The schematic of different reservoir compartments in the Asmari-Jahrum reservoir from the Nargesi field. A fluid barrier separates the two distinct zones, and the fluid community is not established. Structural contour map generated by the authors using Surfer (version 23.1.162; Golden Software, LLC; https://www.goldensoftware.com/).
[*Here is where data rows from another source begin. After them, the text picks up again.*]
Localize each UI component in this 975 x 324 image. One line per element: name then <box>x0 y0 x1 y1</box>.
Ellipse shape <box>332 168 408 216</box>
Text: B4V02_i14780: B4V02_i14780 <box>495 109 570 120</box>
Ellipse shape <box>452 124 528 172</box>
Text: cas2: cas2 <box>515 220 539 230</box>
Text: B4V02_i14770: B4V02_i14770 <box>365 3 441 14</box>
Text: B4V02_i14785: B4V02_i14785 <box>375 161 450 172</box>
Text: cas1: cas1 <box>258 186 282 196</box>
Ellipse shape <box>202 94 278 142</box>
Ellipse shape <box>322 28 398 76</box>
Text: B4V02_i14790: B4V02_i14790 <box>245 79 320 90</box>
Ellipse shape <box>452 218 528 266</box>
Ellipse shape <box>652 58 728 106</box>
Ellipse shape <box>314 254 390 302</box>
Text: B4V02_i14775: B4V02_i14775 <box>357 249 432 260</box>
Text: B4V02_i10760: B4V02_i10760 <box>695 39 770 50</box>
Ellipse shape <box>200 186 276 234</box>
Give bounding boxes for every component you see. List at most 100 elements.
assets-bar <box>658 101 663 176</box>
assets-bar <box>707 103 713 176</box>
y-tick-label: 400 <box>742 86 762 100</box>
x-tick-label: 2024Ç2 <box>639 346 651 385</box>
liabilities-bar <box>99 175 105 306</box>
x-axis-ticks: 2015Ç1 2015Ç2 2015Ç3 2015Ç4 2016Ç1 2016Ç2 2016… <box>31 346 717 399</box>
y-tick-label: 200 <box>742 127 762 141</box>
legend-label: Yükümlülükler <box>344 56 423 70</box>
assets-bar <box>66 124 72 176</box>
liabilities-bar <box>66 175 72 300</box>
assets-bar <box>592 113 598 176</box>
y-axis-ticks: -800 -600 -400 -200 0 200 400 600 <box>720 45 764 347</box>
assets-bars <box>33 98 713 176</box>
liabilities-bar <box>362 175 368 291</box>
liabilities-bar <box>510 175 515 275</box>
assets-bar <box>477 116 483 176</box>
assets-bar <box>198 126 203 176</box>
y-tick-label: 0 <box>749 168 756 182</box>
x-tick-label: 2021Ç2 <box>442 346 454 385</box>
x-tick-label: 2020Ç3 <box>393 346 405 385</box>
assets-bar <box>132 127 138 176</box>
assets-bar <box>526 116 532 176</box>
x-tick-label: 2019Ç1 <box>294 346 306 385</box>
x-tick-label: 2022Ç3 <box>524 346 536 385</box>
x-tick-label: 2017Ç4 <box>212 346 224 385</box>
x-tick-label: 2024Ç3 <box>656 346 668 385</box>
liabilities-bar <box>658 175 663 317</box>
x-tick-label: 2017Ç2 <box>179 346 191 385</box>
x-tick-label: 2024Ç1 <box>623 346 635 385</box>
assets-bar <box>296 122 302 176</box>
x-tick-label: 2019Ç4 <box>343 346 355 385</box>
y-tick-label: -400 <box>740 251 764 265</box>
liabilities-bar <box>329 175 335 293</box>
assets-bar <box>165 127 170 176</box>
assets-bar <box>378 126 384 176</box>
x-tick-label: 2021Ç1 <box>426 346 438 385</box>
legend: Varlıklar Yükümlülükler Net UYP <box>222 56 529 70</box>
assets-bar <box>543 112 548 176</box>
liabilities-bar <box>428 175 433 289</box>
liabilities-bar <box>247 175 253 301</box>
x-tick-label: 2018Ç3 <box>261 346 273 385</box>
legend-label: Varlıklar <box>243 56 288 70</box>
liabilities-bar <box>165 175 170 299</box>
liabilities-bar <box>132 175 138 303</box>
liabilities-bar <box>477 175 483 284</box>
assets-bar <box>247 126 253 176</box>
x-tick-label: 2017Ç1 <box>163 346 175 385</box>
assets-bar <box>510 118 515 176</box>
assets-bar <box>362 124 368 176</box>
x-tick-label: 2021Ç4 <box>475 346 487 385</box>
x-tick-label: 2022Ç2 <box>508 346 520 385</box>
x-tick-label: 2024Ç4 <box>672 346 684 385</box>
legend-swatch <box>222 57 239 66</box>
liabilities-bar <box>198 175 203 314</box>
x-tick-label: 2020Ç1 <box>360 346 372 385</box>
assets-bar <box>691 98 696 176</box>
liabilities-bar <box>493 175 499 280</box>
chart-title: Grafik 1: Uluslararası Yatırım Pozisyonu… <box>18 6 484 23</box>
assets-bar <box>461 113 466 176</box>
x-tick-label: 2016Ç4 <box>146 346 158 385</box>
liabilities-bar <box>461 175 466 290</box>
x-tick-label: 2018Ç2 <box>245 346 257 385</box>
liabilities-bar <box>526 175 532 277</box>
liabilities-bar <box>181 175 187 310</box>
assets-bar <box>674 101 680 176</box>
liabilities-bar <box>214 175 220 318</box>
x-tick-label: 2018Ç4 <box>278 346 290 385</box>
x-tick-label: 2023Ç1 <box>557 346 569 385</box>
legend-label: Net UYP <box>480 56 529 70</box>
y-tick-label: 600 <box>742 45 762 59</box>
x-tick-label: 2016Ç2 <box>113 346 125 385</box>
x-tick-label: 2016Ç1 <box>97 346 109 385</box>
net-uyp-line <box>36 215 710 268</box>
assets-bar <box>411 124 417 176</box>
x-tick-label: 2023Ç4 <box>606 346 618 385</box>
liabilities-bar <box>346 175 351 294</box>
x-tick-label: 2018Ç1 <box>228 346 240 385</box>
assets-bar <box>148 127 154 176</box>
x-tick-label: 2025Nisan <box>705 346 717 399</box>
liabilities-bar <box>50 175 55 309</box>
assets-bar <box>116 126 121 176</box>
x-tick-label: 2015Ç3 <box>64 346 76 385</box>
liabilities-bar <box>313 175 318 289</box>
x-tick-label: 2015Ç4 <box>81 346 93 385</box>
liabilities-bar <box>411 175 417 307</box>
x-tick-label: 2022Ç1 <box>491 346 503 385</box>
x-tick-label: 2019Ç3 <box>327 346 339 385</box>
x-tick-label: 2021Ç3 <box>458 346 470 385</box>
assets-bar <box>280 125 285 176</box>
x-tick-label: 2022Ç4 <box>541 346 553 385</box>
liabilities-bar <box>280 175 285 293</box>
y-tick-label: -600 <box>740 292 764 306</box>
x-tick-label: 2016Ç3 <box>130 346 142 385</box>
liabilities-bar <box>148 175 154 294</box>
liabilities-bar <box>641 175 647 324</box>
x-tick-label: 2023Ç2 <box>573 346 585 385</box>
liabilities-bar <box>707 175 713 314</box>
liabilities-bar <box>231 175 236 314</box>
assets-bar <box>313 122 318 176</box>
The Zagros fold and thrust belt is an active tectonic area that has experienced several geological events. One of the most critical tectonic activities is the reactivation of inherited basement faults resulting from the closure of the Neo-Tethys ocean during the Mesozoic. The reactivation of basement faults led to the formation of several paleo-highs in the Zagros Basin, especially in the Dezful Embayment48,49. The Kazerun High passes through the Nargesi field, and the observed reservoir compartmentalization is likely related to this structural activity.

Conclusions

Reservoir compartmentalization remains a critical uncertainty in field development and management. In this study, a novel moving window- root mean square deviation (MW-RMSD) method was introduced and applied to evaluate fluid compositional heterogeneity in the Asmari–Jahrum reservoir of the Nargesi oil field, SW Iran. The main findings are summarized as follows:

  1. a.

    The proposed MW-RMSD technique by integrating the moving window approach with the RMSD index proved highly sensitive in detecting subtle variations in GC and FTIR-derived oil fingerprints, outperforming the conventional RMSD method.

  2. b.

    Quantitative fingerprint comparisons revealed distinct lateral heterogeneity and confirmed the presence of two main reservoir compartments separated by an NE–SW trending barrier, likely related to reactivated basement faults.

  3. c.

    Integration of the MW-RMSD technique for comparison of geochemical fingerprints with reservoir engineering data provided a consistent compartmentalization model, demonstrating the method’s robustness and cross-applicability to different datasets and reservoirs.

  4. d.

    The strong agreement between the independently applied techniques validates the presence of well-defined flow barriers with high confidence. This convergence provides decisive evidence that the proposed methodology can reliably resolve reservoir compartmentalization, even under complex geological conditions. Therefore, the observed consistency should be regarded as a robust validation of both the detection accuracy and the predictive capability of the workflow.

In summary, this study highlights the MW-RMSD approach as a reliable, straightforward, and efficient technique for assessing reservoir connectivity and compositional heterogeneity in any reservoir, especially complex reservoir systems, and any datasets.